Profound differences still exist, but with each day they are blurred, if only slightly. Negotiators and leaders came to Copenhagen with political positions and perspectives; they all had an eye on protecting national interests. To meet the challenges of the 21st century national interests that inhibit progress on critical global issues must give way.
I’m a university student studying international politics. The global community I saw in Copenhagen is vastly different than the one I — and most American students — read about in textbooks. The divisions between rich and poor, west and east are real. But in Copenhagen, poor countries of Africa effectively coalesced with the emerging economies of China, India, and Brazil to possibly thwart the will of the West for the first time.
African nations and small-island states like Tuvalu and the Maldives elevated their concerns like never before. At times, countries like Ethiopia, Brazil, and the Maldives played absolutely critical roles in moving Copenhagen negotiations along in the final hour. Unlike other international or intergovernmental institutions, to a reasonable degree, this process incorporated 192 nations.
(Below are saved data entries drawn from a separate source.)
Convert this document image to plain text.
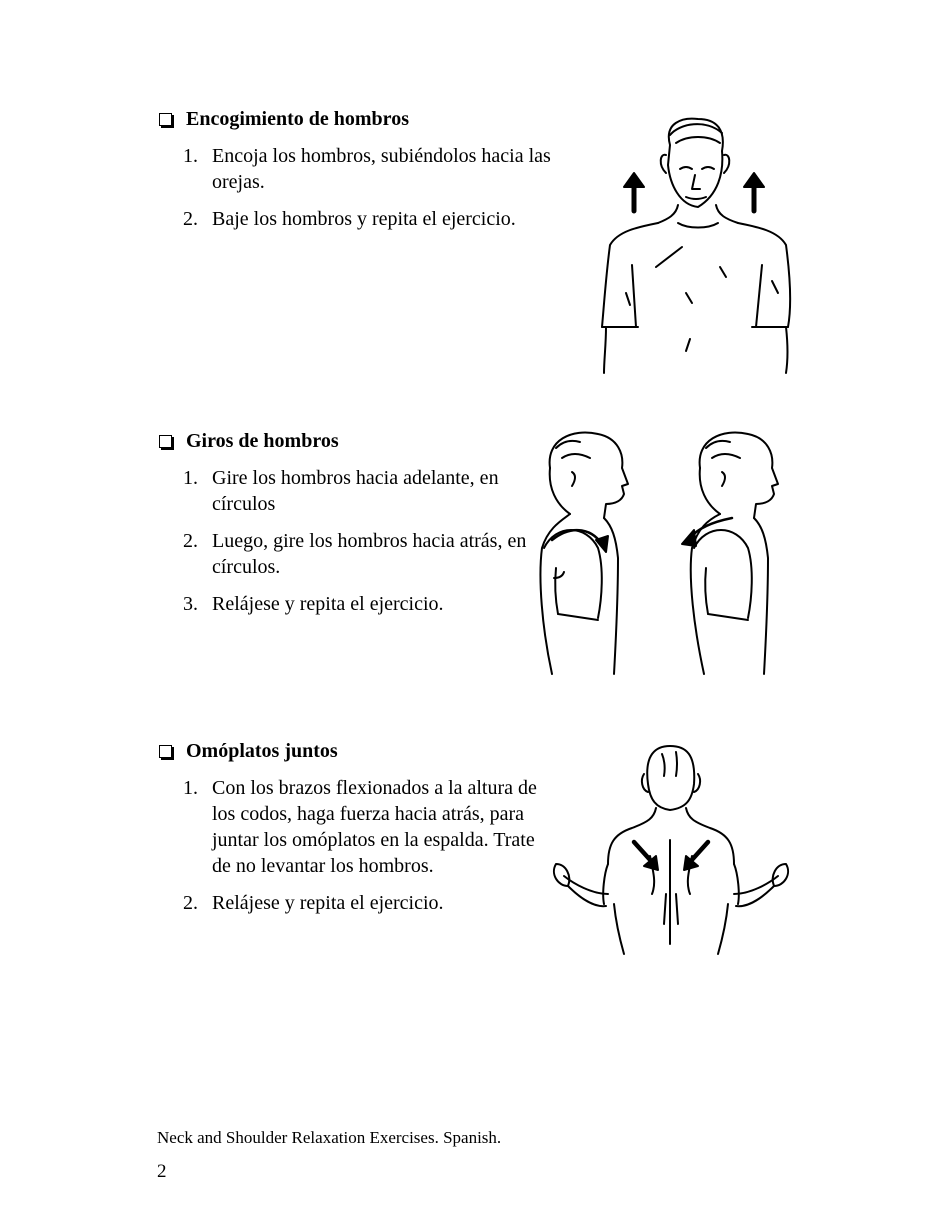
Encogimiento de hombros
1. Encoja los hombros, subiéndolos hacia las orejas.
2. Baje los hombros y repita el ejercicio.
Giros de hombros
1. Gire los hombros hacia adelante, en círculos
2. Luego, gire los hombros hacia atrás, en círculos.
3. Relájese y repita el ejercicio.
Omóplatos juntos
1. Con los brazos flexionados a la altura de los codos, haga fuerza hacia atrás, para juntar los omóplatos en la espalda. Trate de no levantar los hombros.
2. Relájese y repita el ejercicio.
Neck and Shoulder Relaxation Exercises. Spanish.
2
It wasn’t pretty most of the time, but it is a foreshadowing of things to come.
Thousands of ordinary people flooded the city of Copenhagen hoping to influence the conference. Citizens from all walks of life from all over the world were in attendance. Hundreds of youth participated, recognized as an official constituency group for the very first time. Citizen participation — the increasing ability of ordinary people to be there and to bear witness — will continue to shape climate change meetings.
There were protests and several arrests, but there was also excellent citizen journalism. Besides reading the mainstream press to stay informed, to get a complete picture of what was going on, it was key to read blogs or follow someone on Twitter . There a new element of transparency introduced in Copenhagen. What has happening wasn’t just confined to the conference center and how the big news outlets would report it. Information and news were profuse among many sources, some of them legitimate news organizations and some knowledgeable NGOs.
The task for civil society will be to continue to exert and raise political pressure on the world’s leaders to come together and cooperate in meaningful way. If COP16 is to be more successful, it will be in large part because negotiators know that more and more people are watching, and there will be domestic political repercussions if nothing meaningful is done.
2010 must be more successful than 2009. Let’s learn the lessons from Copenhagen and work together to meet the challenges of the 21st century.